People began to get suspicious when the boy's mother and father pressed on unfazed in a morning television interview as little Falcon vomited at their side.
Parents and child experts had the same nauseated reaction to the news that the Sunderlands, a daredevil sailing family, had reportedly begun filming a reality show four months ago at their home in Thousand Oaks, California. The Christian couple has seven children, all home-schooled, and an eighth on the way. Abby's older brother had also previously circumnavigated the globe.
Laurence Sunderland told the Los Angeles Times Monday that he had cut ties with Magnetic Entertainment, the company with which he had planned to do the show, because he was not happy with the direction it was taking.
"There is no show at this time, nor will there be," he told the newspaper. "They were assuming Abigail was going to die out there. They were relying on her dying, and so we cut the ties."
"What a creepy family," said one blogger on the website Hollywood Gossip. "Perhaps 'Mis-adventures in Sunderland' is more appropriate."

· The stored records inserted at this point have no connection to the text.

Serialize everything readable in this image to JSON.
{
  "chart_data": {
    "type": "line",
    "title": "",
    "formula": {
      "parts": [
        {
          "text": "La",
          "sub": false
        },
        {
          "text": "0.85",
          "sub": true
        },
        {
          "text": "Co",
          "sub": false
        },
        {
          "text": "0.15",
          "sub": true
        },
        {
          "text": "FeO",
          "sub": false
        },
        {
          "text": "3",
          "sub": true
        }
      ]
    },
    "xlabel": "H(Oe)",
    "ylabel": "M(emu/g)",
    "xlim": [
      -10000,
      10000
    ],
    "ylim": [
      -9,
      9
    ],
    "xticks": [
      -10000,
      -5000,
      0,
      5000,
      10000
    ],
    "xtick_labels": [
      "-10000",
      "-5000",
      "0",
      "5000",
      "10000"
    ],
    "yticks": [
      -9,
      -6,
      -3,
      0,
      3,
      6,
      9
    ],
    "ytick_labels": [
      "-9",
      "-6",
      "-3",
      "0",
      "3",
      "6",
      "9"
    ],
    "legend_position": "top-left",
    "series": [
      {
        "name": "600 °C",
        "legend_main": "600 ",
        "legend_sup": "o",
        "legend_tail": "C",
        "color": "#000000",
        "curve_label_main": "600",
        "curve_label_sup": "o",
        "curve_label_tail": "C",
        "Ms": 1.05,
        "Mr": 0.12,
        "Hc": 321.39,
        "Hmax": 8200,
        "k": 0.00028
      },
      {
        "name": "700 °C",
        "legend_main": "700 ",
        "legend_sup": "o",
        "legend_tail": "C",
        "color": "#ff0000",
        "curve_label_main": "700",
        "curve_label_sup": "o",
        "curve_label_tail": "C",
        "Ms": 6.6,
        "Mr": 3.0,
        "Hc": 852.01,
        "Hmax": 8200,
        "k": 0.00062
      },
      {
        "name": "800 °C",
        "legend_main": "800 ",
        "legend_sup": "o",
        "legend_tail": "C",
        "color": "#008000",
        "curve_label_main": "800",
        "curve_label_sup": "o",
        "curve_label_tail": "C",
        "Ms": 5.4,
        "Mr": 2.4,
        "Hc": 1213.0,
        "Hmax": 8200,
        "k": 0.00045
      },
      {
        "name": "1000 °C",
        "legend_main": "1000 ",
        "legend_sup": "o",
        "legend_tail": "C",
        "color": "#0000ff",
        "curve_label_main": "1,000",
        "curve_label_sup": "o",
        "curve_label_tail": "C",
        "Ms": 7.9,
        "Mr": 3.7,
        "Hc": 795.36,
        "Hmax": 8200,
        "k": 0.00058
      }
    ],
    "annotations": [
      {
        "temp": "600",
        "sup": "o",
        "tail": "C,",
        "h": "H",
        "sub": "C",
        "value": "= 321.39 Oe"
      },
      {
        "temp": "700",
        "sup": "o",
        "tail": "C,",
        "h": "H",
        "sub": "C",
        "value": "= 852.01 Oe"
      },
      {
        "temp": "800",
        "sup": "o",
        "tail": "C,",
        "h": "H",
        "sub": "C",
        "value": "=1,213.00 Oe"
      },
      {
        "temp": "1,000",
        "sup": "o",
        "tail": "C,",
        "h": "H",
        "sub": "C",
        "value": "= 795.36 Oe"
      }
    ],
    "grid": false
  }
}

Since reality TV has weaseled its way into heart of America, questions have been raised about the exploitation of children.
Colorado child protective services were called in to investigate the Heene family for faking their son's disappearance to garner public attention.
The Pennsylvania Labor Department also opened an investigation into whether reality couple Jon and Kate Gosselin had complied with state child labor laws in production of their hit show, "Jon & Kate Plus 8," a TLC series about two parents raising twins and sextuplets.
Now, many are wondering if the Sunderlands endangered their daughter for personal gain.
"This is as disturbing as the 'Balloon Boy,'" said Dr. Ari Brown, a pediatrician from Austin, Texas, and author of "Expecting 411."
"What is the motivation here?" she asked. "Is it the child or the parent who is benefitting from this? If the parents are cashing in on the child's talent or experience, you have to wonder if it's a good parenting choice."
"This isn't the first time this has happened," said Brown. "Gypsy Rose Lee was the classic example of a stage-door mom who is pushing the kid."
When the Gosselins brought television cameras into their home, right after the birth of their sextuplets, viewers lived vicariously through the couple's squabbling and eventual divorce. Dad made the tabloids with his latest girlfriends and Mom went on to a lucrative deal with ABC's "Dancing with the Stars."